Today I ran across something off. Thinking of my date last night, Nina said that she wants to be my friend. But she said it in a seductive and sexy way. We also talked about things that does not seem like subjects that friends get into. Thinking back at other examples; Natasha being the best example; I am starting to realize that the idea of "friendship" has taken up a whole new meaning.
There seems to be two kinds of "Friends" that exists now. Friends that would define what me and Addie were at one point in time. And this new (or not so new, but I was oblivious to it's existence) type of friend seems to be like some sort of "pre-girlfriend" relationship. When Nina and I were talking about whether or not we were single, she also added that if I had any "friends" referring to female friends. Naturally I said no, because me and Addie are no longer friends. But I really don't think that is what she meant now that I think about it.
When I think about it hard enough, I realize that even though I have learned a great deal about relationships, I still know next to nothing about it. Relationships has evolved to have an extra step that determines if you and someone will be together. There is this "friendship" stage that has dating and sex involved. Actual dating in a girlfriend level seems to have evolved to a "marriage" level where you live together and have kids. Whatever is above that is now mysterious territory.

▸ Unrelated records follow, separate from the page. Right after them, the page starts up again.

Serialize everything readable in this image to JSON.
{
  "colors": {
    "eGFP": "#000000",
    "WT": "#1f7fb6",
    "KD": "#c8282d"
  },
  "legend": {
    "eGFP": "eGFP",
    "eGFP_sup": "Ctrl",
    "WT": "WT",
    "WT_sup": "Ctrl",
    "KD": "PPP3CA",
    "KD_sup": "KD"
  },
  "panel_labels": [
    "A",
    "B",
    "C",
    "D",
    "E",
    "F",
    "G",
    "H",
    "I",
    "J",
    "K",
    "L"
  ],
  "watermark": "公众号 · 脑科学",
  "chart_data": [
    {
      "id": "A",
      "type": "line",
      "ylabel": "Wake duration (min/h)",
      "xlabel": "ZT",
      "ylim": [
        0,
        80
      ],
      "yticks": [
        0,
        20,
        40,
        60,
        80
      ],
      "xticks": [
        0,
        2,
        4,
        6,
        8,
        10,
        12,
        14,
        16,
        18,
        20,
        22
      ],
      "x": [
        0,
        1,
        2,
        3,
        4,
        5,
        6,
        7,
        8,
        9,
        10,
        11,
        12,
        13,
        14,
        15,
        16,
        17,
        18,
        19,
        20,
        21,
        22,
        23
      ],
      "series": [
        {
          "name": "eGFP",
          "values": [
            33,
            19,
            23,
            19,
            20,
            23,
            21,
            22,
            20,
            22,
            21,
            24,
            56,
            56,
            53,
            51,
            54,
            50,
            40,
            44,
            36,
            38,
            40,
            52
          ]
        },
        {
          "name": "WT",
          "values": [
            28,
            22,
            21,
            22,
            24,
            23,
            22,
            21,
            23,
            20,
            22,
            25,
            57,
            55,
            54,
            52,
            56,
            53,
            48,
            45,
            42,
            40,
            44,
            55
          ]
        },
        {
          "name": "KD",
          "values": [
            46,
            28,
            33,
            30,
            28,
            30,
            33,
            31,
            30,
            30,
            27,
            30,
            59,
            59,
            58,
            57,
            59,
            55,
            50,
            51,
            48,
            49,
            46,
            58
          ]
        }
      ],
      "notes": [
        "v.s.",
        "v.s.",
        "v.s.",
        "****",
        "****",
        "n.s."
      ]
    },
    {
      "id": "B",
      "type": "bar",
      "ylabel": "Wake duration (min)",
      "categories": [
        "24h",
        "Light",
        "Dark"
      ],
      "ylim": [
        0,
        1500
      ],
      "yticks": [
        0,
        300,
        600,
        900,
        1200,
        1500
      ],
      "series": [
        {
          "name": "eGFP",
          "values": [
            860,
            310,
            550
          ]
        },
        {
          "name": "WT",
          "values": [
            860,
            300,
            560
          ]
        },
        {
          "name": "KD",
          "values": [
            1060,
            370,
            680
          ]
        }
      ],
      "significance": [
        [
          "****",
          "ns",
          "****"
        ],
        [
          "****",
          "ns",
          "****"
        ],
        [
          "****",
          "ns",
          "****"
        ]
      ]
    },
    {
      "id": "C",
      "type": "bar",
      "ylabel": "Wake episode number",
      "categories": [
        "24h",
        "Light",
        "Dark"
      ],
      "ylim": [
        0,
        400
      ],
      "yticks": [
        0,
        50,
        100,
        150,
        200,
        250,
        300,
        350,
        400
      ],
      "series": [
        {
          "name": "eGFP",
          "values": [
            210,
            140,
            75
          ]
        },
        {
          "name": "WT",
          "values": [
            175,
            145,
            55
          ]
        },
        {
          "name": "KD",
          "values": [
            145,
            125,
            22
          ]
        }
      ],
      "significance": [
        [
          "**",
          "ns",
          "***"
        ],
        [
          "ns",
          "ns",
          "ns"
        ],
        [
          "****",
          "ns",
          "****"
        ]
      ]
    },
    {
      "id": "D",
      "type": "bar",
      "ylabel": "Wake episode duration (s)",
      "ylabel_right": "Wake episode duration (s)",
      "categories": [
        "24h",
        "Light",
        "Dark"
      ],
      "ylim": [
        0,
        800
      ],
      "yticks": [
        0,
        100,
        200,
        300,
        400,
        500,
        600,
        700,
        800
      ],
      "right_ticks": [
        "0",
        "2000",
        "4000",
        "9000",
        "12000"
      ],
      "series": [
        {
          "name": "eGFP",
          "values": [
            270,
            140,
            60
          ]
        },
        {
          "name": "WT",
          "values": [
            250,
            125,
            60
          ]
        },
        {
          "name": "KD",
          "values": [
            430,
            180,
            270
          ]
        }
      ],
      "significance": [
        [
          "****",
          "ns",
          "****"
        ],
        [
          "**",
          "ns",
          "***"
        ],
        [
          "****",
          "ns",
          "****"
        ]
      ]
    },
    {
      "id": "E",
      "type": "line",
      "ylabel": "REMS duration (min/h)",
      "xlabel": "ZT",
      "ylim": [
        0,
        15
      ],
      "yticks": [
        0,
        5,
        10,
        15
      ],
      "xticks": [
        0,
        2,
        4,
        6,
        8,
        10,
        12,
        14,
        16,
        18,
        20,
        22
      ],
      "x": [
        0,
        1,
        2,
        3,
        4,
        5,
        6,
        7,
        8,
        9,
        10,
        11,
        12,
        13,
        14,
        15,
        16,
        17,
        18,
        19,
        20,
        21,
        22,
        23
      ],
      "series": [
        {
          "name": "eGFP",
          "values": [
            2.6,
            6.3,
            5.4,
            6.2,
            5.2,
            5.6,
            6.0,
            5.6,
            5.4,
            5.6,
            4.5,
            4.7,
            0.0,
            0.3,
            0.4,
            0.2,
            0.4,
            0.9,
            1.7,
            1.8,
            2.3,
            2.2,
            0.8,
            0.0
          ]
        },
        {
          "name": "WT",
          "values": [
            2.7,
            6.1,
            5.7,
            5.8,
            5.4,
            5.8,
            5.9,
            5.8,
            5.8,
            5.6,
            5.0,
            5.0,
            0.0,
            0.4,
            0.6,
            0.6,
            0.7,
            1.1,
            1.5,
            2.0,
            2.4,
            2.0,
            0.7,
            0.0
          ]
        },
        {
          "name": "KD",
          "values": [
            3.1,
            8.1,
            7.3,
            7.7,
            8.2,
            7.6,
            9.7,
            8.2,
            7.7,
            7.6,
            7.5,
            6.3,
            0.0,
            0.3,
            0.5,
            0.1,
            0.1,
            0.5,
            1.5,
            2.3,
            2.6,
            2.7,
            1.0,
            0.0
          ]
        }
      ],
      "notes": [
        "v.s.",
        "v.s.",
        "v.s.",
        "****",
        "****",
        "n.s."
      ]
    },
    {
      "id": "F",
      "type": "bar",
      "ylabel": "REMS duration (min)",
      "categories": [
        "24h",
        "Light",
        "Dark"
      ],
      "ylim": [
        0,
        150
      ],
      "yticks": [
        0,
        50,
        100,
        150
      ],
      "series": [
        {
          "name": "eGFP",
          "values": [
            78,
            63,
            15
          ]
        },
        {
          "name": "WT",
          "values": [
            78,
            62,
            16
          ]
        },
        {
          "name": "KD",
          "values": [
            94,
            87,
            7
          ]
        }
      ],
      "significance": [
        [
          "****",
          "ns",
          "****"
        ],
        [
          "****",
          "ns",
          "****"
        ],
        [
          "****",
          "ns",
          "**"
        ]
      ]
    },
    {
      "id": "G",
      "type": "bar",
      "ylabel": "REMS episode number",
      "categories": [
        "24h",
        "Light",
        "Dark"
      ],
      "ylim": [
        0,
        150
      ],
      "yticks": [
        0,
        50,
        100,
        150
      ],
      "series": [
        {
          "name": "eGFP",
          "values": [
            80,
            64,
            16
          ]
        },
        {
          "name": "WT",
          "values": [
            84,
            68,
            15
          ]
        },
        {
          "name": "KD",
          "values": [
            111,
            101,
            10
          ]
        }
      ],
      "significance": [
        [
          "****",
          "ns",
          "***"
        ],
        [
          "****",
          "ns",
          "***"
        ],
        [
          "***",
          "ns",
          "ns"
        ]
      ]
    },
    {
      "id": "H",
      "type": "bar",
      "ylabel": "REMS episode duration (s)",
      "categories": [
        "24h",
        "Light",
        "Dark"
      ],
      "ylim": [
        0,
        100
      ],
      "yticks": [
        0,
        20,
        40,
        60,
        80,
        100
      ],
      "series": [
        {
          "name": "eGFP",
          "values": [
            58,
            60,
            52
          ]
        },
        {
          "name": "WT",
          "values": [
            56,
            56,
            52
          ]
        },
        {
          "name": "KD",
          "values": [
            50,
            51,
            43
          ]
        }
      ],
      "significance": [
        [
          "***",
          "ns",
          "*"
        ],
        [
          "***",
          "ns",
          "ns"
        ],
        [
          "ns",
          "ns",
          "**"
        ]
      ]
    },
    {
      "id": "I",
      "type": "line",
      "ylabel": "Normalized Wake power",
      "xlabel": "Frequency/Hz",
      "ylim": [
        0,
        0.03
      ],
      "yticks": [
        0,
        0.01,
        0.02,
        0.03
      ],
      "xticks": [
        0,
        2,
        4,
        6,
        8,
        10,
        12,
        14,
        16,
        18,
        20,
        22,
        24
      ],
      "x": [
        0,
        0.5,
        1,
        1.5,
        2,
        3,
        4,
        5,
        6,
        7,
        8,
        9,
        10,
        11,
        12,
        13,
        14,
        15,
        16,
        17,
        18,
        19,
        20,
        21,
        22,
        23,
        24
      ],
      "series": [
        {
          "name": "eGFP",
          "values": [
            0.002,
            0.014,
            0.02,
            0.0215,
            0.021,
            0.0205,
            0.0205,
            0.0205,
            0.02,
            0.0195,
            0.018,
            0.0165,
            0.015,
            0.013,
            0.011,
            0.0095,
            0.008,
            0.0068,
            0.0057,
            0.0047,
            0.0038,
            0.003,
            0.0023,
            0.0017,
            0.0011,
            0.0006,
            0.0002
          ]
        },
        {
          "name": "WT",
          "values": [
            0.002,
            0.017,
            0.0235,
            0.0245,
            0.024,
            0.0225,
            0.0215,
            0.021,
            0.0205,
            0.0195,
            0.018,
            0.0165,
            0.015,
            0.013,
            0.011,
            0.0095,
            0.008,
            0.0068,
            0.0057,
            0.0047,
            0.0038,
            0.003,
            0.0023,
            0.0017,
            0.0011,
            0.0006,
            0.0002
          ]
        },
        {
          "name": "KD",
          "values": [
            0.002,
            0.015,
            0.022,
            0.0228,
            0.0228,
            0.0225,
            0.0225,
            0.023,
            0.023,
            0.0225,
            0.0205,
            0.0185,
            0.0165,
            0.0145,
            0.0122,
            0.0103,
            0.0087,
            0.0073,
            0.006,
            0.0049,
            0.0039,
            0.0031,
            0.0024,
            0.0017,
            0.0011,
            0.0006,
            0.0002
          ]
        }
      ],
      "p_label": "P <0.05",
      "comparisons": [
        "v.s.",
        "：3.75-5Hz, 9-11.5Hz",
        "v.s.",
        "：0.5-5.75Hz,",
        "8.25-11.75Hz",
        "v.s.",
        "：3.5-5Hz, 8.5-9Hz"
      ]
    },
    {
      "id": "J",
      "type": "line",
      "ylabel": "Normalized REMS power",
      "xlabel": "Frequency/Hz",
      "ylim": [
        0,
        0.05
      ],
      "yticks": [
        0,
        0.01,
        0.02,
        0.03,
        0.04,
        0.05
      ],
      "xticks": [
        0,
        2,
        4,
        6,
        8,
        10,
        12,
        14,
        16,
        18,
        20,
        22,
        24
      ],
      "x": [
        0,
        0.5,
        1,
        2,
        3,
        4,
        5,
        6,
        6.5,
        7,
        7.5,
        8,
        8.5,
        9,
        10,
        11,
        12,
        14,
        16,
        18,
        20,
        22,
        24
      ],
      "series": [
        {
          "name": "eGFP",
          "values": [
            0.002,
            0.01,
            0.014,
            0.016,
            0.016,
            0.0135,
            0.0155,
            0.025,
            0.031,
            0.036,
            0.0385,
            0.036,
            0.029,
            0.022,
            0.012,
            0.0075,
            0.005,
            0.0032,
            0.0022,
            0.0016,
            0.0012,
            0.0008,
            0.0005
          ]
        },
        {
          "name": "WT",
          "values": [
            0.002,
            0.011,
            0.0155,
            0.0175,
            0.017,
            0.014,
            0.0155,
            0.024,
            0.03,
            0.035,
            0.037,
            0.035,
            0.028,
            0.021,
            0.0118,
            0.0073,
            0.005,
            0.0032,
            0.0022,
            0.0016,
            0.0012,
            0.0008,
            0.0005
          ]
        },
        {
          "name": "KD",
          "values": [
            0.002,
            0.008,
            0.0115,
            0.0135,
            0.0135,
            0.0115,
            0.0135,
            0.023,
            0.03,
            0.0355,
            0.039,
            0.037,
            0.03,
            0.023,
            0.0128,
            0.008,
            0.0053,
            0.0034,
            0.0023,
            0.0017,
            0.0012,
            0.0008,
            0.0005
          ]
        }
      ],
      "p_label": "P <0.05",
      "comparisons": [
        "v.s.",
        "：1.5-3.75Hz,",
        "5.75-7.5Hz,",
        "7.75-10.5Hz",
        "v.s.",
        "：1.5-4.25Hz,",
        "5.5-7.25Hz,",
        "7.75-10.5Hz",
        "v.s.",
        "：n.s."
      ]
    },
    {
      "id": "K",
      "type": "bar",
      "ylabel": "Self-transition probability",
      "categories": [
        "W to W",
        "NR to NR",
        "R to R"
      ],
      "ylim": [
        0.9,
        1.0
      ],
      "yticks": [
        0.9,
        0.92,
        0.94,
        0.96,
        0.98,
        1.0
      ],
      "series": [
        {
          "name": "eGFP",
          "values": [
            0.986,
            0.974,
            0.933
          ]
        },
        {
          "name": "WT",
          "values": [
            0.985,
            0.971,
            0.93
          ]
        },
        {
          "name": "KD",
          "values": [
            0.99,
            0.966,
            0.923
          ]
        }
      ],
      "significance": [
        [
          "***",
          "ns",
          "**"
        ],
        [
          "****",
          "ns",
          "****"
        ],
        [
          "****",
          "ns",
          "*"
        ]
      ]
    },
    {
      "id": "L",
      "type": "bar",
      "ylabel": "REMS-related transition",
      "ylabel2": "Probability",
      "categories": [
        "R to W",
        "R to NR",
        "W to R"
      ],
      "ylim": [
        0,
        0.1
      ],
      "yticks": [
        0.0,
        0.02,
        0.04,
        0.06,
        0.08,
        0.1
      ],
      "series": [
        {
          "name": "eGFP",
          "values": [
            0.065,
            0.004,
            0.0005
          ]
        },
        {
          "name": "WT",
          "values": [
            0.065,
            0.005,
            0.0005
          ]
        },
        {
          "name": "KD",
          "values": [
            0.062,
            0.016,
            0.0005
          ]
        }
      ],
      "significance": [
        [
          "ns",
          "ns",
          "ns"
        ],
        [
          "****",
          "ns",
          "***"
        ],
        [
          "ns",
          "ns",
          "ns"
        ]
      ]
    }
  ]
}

And as I think about it now, I think that may be what made me and Natasha go our separate ways. I was living under a rock practically my whole life, and now I am coming out to a world that has changed and evolved. I am now the black sheep in a white flock. Me and Natasha could not understand one another, and we just had this odd broken relationship that we didn't know what to do with.
The current problem now is that I don't know who to talk to about this issue. Everyone I know still lives in the age my brain is stuck in, and I can't talk about this with Nina because she might think I am weird. But then again, I may not have a choice. If this issue is not corrected, I may lose her interest anyway.